Dans ce paragraphe je ne discuterai pas de l’autorité que l’auteur se donnerait à lui-même. Christophe Clavé ne se prévaut pas d’une autorité quelconque: il a publié un billet de blog personnel, sans arguer qu’il a plus raison que les autres parce qu’il a des titres. C’est une marque d’honnêteté intellectuelle qui est à son honneur.

Le point que je souhaite discuter ici est l’ensemble des références qui sont mises en avant par certains de ceux qui partagent son billet pour lui conférer une autorité linguistique appuyant son propos.

Christophe Clavé est un professeur, titulaire d’un MBA et ancien élève de Science Po. Ces titres supposent une certaine culture générale, et un domaine d’expertise précis. Ce qui ne lui donne aucune autorité en matière de ce qui est bien pour une langue. Il ne s’en prévaut pas lui-même. Il serait bon que tous ses partageurs respectent et suivent ce principe.

Relativiser l’argumentaire

L’histoire est riche d’exemples et les écrits sont nombreux de Georges Orwell dans 1984 à Ray Bradbury dans Fahrenheit 451 qui ont relaté comment les dictatures de toutes obédiences entravaient la pensée en réduisant et tordant le nombre et le sens des mots

Le problème dans cette partie de l’argumentation est que la notion d’histoire et de fiction sont mélangées dans une seule phrase. Si l’auteur cite bien Orwell et Bradbury dans le cadre le la fiction, il ne cite aucun exemple historique. Cela participe à la mise en place d’un mille-feuille argumentatif. Ce procédé laisse certains arguments faibles profiter d’arguments plus forts mais sans connexion directe. Il faut être très critique vis-à-vis de ces constructions!

les écrits sont nombreux de Georges Orwell dans 1984 à Ray Bradbury dans Fahrenheit 451 qui ont relaté comment les dictatures de toutes obédiences entravaient la pensée en réduisant et tordant le nombre et le sens des mots.
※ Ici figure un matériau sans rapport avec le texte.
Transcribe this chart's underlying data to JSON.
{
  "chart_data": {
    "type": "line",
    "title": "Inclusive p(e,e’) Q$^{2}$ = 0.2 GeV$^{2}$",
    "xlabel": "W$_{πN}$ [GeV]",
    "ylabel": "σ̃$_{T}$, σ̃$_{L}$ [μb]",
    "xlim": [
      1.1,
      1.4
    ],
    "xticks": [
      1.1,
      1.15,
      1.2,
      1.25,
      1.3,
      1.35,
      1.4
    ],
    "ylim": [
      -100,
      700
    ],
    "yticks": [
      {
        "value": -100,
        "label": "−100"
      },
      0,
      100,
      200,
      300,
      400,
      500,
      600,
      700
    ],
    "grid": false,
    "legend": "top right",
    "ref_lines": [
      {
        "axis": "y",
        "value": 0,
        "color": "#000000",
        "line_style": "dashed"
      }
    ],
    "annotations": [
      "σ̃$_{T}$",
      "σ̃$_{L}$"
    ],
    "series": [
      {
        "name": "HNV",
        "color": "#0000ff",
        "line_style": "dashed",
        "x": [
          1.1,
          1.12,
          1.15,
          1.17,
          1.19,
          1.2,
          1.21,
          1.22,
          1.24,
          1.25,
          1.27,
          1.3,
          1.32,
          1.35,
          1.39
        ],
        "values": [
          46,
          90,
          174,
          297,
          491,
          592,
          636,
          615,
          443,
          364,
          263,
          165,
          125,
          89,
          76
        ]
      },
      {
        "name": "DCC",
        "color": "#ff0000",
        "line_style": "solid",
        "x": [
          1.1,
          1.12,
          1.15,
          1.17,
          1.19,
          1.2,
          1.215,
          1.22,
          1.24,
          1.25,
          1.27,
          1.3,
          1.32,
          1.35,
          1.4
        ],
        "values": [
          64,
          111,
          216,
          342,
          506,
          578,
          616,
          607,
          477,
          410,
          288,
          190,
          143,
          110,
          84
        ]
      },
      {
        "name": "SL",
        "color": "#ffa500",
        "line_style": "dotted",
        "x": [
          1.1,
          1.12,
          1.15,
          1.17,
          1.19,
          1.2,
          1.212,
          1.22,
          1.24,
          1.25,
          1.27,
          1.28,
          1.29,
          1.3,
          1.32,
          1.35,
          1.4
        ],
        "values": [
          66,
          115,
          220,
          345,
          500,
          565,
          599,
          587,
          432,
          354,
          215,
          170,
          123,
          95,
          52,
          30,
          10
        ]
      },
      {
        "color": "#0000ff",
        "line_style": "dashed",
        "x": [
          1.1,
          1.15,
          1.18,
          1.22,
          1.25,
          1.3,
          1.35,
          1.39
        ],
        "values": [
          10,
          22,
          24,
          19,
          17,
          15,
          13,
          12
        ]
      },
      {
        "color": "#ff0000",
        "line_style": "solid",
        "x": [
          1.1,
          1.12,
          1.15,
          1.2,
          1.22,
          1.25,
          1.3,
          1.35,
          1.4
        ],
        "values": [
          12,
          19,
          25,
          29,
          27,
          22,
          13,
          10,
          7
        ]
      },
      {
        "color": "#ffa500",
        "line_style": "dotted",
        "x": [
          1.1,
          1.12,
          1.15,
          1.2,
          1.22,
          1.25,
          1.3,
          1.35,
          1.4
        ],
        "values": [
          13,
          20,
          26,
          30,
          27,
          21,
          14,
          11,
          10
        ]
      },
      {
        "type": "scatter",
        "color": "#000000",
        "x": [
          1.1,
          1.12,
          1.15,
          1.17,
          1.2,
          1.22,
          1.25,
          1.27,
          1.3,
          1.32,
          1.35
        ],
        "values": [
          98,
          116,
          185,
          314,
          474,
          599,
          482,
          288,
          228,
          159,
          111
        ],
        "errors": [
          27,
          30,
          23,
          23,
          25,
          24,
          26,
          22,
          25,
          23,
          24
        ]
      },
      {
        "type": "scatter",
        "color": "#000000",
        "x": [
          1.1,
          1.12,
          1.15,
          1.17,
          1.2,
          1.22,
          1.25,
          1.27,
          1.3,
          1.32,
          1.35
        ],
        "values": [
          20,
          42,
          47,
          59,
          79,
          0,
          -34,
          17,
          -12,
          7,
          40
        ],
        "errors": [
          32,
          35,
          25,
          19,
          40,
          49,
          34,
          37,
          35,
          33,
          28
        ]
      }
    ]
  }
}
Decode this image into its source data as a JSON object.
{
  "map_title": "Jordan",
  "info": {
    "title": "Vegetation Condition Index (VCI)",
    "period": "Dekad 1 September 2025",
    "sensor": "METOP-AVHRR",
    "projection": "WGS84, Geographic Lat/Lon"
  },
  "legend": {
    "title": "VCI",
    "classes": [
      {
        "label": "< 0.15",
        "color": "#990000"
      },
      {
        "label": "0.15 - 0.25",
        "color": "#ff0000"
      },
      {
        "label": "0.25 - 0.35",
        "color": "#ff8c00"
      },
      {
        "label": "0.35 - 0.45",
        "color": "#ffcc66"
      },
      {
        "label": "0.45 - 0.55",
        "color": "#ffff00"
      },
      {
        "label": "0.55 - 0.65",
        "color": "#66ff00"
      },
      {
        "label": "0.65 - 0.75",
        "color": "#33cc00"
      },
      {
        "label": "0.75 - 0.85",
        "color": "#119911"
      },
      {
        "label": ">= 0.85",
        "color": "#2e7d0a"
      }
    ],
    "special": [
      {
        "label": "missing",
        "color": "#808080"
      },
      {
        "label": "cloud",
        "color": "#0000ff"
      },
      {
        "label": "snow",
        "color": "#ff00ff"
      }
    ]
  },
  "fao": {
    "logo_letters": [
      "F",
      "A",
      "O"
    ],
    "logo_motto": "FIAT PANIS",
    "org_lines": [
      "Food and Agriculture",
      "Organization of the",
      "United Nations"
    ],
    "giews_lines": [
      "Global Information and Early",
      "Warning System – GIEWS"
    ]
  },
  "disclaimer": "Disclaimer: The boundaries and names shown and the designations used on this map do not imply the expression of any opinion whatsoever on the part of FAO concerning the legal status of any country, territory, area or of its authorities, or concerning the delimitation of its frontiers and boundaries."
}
L’argument est difficilement recevable, dans la mesure où il inverse la construction normale d’une langue. L’appauvrissement de la langue dans ces dystopies vient d’une volonté politique de limiter la capacité d’expression de la population. Alors que la construction d’une langue part de la population qui a besoin de s’exprimer. Donc c’est utiliser une affirmation pour étayer quelque chose qui est en totale inversion causale.

Comment construire une pensée hypothético-déductive sans maîtrise du conditionnel?

Ici est faite la confusion entre la sémantique et la grammaire. Ce n’est pas parce qu’une langue n’a pas de conditionnel grammatical qu’elle ne connaît pas la possibilité d’exprimer une condition. On est ici dans le sophisme d’une question sans réponse, qui oriente grandement le lecteur vers la conclusion qu’on attend de lui qu’il tire. C’est un procédé fallacieux qui, s’il est puissant en rhétorique, n’est pas correct lorsqu’on souhaite rendre compte du monde qui nous entoure.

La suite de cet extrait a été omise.